En typographie, c'est George Auriol (1863-1938) qui crée les caractères spécifiques à l'Art Nouveau dont s’inspira Hector Guimard pour le lettrage de ses stations de métro : Auriol Champlevé (1904), Française légère (1902), Clair de Lune (1904-1911) et Robur (1904-1911), tous de la famille des manuaires, pour la fonderie de Georges Peignot (1872-1915). « La difficulté de marier le caractère à un dessin irrégulier et le goût parfois mauvais des imprimeurs, a déclaré Auriol dans L’Imprimerie et les procédés de gravure au XXe siècle (1906),m’ont conduit à dessiner des lettres qui, après diverses transformations sont devenues typographiques.»

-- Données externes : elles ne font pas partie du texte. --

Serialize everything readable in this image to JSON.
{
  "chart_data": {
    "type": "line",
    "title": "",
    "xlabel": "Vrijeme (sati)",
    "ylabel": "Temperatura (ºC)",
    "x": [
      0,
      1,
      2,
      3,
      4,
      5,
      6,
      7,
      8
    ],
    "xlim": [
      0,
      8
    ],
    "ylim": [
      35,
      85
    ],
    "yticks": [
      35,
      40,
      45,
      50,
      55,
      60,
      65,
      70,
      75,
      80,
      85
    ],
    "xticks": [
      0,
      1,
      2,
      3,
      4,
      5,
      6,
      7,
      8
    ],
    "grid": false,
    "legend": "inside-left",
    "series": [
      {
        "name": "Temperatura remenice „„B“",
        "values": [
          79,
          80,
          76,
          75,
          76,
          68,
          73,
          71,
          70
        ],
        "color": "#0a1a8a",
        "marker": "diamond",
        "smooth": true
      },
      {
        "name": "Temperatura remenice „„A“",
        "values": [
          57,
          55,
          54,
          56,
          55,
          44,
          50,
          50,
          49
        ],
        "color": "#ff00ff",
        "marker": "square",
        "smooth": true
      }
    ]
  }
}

L’art nouveau touche aussi la philatélie, la céramique, les bijoux, les vitraux, qui retrouvent toute leur place dans l'architecture avec le verre Tiffany qui capture la lumière : synonyme d’opulence et de profusion, enfant aussi de l’Europe colonisatrice, il sera rejeté après guerre par les dadaïstes, les surréalistes et les membres du Bauhaus qui façonneront une autre esthétique.